Kathimerini / Athens

Erdogan's tussle with Europe

“While [Turkish President Recep Tayyip] Erdogan accuses the West of Islamophobia, he is doing everything in his power to strengthen this sentiment because it will benefit him at the polls...," writes Pantelis Boukalas. "In contrast to Erdogan, what the European Union is trying to achieve vis-a-vis Ankara is not so clear.... Pre-election anxiety strengthened by the rising ... anti-systemic, anti-migrant, far-right forces, has ... resulted in bans against Turkish officials that demonstrate fear rather than faith in the strength of democracy.... Meanwhile, fears that the European Union’s refugee deal with Turkey may collapse have prevented the German and Dutch leaderships from openly condemning the human rights violations in Turkey."

The Daily Star / Dhaka, Bangladesh

The shame of the world

“It is a matter of grave concern that, according to a UN estimate, twenty million people are facing starvation in Yemen, South Sudan, Somalia and Nigeria...," states an editorial. "It is indeed disturbing to note that man-made disasters like war and famine continue to bleed nations while international politics fails to come to a consensus on how to reach a stasis in parts of the Middle East, Northeast Nigeria and vast swathes of Somalia.... We urge the international community to infuse immediate aid to these four war-torn and famine ravaged countries.... It is indeed appalling that in this era of globalisation and scientific breakthroughs, fellow human beings should die of hunger.... The shame is on us all. The world should act immediately."

El Tiempo / Bogotá, Colombia

Regional support for Venezuela is vital

"Venezuela is, with no exaggeration, a genuine time bomb," states an editorial. "And if nothing is done [to rescue its economy, restore a spiraling quality of life for millions of its citizens, and resolve political deadlock], the continent in general, and Colombia in particular, is going to suffer the effects of a situation that nobody’s prepared for. For that reason ... it is vital that the whole region forges an atmosphere that allows the dialogue [between the Venezuelan government and the opposition] led by the Vatican, supported by [former leaders of Spain, the Dominican Republic, and Panama, as well as the secretary-general of the Union of South American Nations] to bear fruit.... Anything that runs contrary to this will be like jumping off a cliff."

New Statesman / London

Scotland's place in the United Kingdom

"In 2014, the Better Together campaign’s message of cold, hard economic facts worked...," writes Julia Rampen. "[Blair McDougall, head strategist of the campaign,] believes economic realism is still the best strategy.... Nevertheless, unionists fear the [Scottish National Party] may summon an emotional nationalism powerful enough to eclipse spreadsheet slogans – and that Westminster may inadvertently help if [members of Parliament] try to block a second poll.... In 2014, [former Prime Minister Gordon] Brown declared that Scottish achievements happen ‘not in spite of the union but because of the union – and none of us is any less a Scot as a result of it’.... [But today] neither [main] party is making ... a coherent argument for the ideal of unionism.

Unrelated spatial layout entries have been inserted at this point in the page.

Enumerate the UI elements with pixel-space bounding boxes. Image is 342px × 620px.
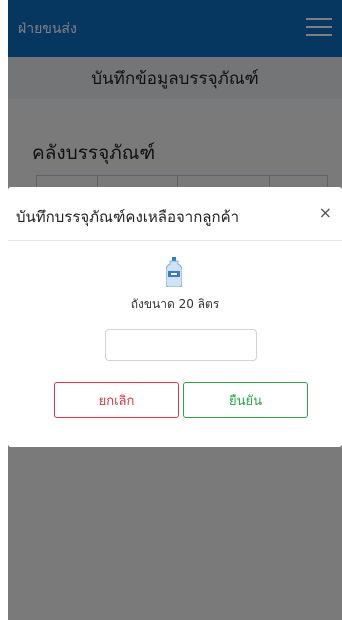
quantity-input[interactable] bbox=[105, 329, 257, 361]
confirm-button[interactable]: ยืนยัน bbox=[183, 382, 308, 418]
close-button[interactable]: × bbox=[319, 203, 332, 222]
modal-header: บันทึกบรรจุภัณฑ์คงเหลือจากลูกค้า × bbox=[8, 187, 342, 241]
leftover-packaging-modal: บันทึกบรรจุภัณฑ์คงเหลือจากลูกค้า × ถังขน… bbox=[8, 187, 342, 447]
cancel-button[interactable]: ยกเลิก bbox=[54, 382, 179, 418]
modal-title: บันทึกบรรจุภัณฑ์คงเหลือจากลูกค้า bbox=[16, 208, 240, 226]
product-label: ถังขนาด 20 ลิตร bbox=[130, 297, 220, 311]
water-bottle-icon bbox=[166, 257, 182, 287]
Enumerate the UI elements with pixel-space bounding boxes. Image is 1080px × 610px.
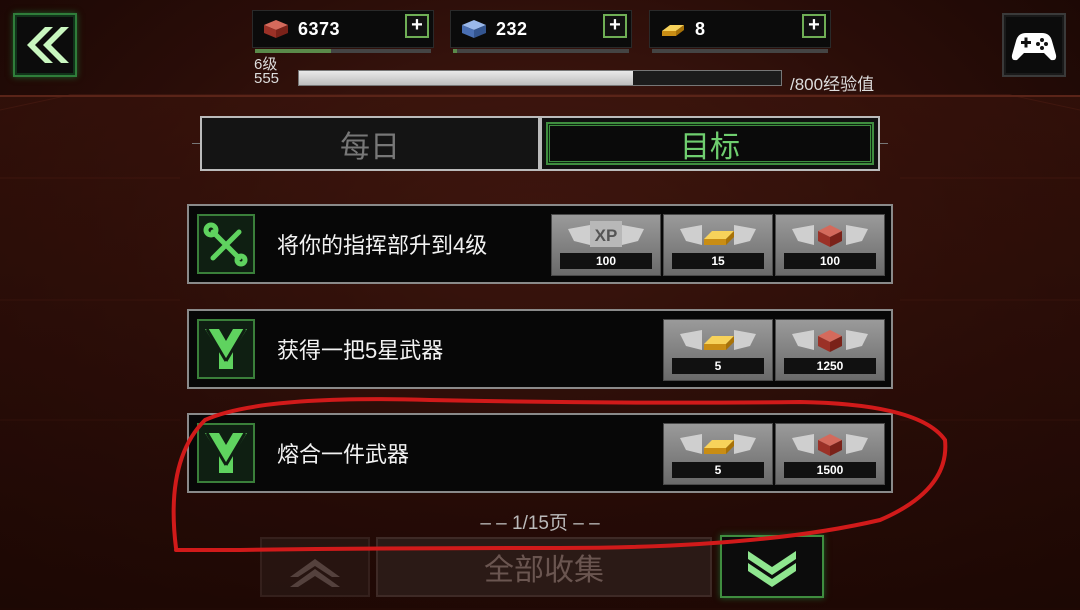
quest-card[interactable]: 将你的指挥部升到4级 XP 100 15 100 xyxy=(187,204,893,284)
iron-resource: 6373 + xyxy=(252,10,434,53)
crystal-progress-bar xyxy=(453,49,629,53)
weapon-emblem-icon xyxy=(205,328,247,369)
quest-text: 熔合一件武器 xyxy=(277,442,410,467)
gold-bar-icon xyxy=(680,330,756,350)
reward-value: 5 xyxy=(672,462,764,478)
xp-progress-bar xyxy=(298,70,782,86)
scroll-down-button[interactable] xyxy=(720,535,824,598)
reward-gold: 5 xyxy=(663,423,773,485)
iron-block-icon xyxy=(792,434,868,456)
gamepad-icon xyxy=(1011,33,1057,61)
quest-badge xyxy=(197,319,255,379)
double-chevron-left-icon xyxy=(27,27,69,63)
reward-xp: XP 100 xyxy=(551,214,661,276)
reward-value: 100 xyxy=(784,253,876,269)
reward-value: 5 xyxy=(672,358,764,374)
crystal-block-icon xyxy=(462,20,486,38)
xp-badge-icon: XP xyxy=(568,221,644,247)
add-iron-button[interactable]: + xyxy=(405,14,429,38)
quest-badge xyxy=(197,423,255,483)
quest-rewards: XP 100 15 100 xyxy=(551,214,885,276)
page-indicator: – – 1/15页 – – xyxy=(480,513,600,534)
quest-rewards: 5 1500 xyxy=(663,423,885,485)
collect-all-label: 全部收集 xyxy=(484,554,604,587)
gold-bar-icon xyxy=(680,225,756,245)
tab-daily[interactable]: 每日 xyxy=(200,116,540,171)
back-button[interactable] xyxy=(13,13,77,77)
quest-card[interactable]: 熔合一件武器 5 1500 xyxy=(187,413,893,493)
iron-block-icon xyxy=(792,225,868,247)
xp-current: 555 xyxy=(254,70,280,87)
quest-tabs: 每日 目标 xyxy=(200,116,880,171)
reward-value: 1500 xyxy=(784,462,876,478)
reward-iron: 100 xyxy=(775,214,885,276)
reward-iron: 1250 xyxy=(775,319,885,381)
quest-card[interactable]: 获得一把5星武器 5 1250 xyxy=(187,309,893,389)
quest-rewards: 5 1250 xyxy=(663,319,885,381)
game-services-button[interactable] xyxy=(1002,13,1066,77)
reward-value: 1250 xyxy=(784,358,876,374)
tab-goals[interactable]: 目标 xyxy=(540,116,880,171)
collect-all-button[interactable]: 全部收集 xyxy=(376,537,712,597)
reward-gold: 15 xyxy=(663,214,773,276)
crystal-resource: 232 + xyxy=(450,10,632,53)
quest-text: 将你的指挥部升到4级 xyxy=(277,233,488,258)
gold-progress-bar xyxy=(652,49,828,53)
weapon-emblem-icon xyxy=(205,432,247,473)
xp-badge-label: XP xyxy=(595,226,618,245)
gold-bar-icon xyxy=(662,25,684,36)
add-crystal-button[interactable]: + xyxy=(603,14,627,38)
reward-iron: 1500 xyxy=(775,423,885,485)
scroll-up-button[interactable] xyxy=(260,537,370,597)
reward-value: 100 xyxy=(560,253,652,269)
crystal-value: 232 xyxy=(496,19,528,39)
tab-daily-label: 每日 xyxy=(340,130,400,164)
quest-text: 获得一把5星武器 xyxy=(277,338,444,363)
iron-block-icon xyxy=(792,330,868,352)
add-gold-button[interactable]: + xyxy=(802,14,826,38)
chevron-up-icon xyxy=(290,559,340,587)
gold-bar-icon xyxy=(680,434,756,454)
iron-value: 6373 xyxy=(298,19,341,39)
chevron-down-icon xyxy=(748,551,796,587)
gold-value: 8 xyxy=(695,19,706,39)
gold-resource: 8 + xyxy=(649,10,831,53)
iron-block-icon xyxy=(264,20,288,38)
wrench-screwdriver-icon xyxy=(203,222,248,267)
tab-goals-label: 目标 xyxy=(680,130,740,164)
reward-value: 15 xyxy=(672,253,764,269)
xp-max: /800经验值 xyxy=(790,75,875,94)
reward-gold: 5 xyxy=(663,319,773,381)
iron-progress-bar xyxy=(255,49,431,53)
quest-badge xyxy=(197,214,255,274)
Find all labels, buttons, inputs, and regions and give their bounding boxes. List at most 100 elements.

If it dies in Scotland ... they will only have themselves to blame."

The Jordan Times / Amman, Jordan

US reengagement in the Middle East

"The US’ increased aerial and ground forces involvement in the war against [Islamic State] in and around Mosul must aim not only to deal the terrorist organisation a death blow, but also to try and contain Iran’s growing role in Iraq...," states an editorial. "This increased US military involvement in Iraq and Syria is probably meant to stake a claim in these two important Arab countries. That would be a complete reversal of the policy of former president Barack Obama who sought to disengage, at least militarily, from the Middle East.... Despite the promise to look inwards, to make America a first priority, the US seems determined to make its presence in the Middle East more visible and effective."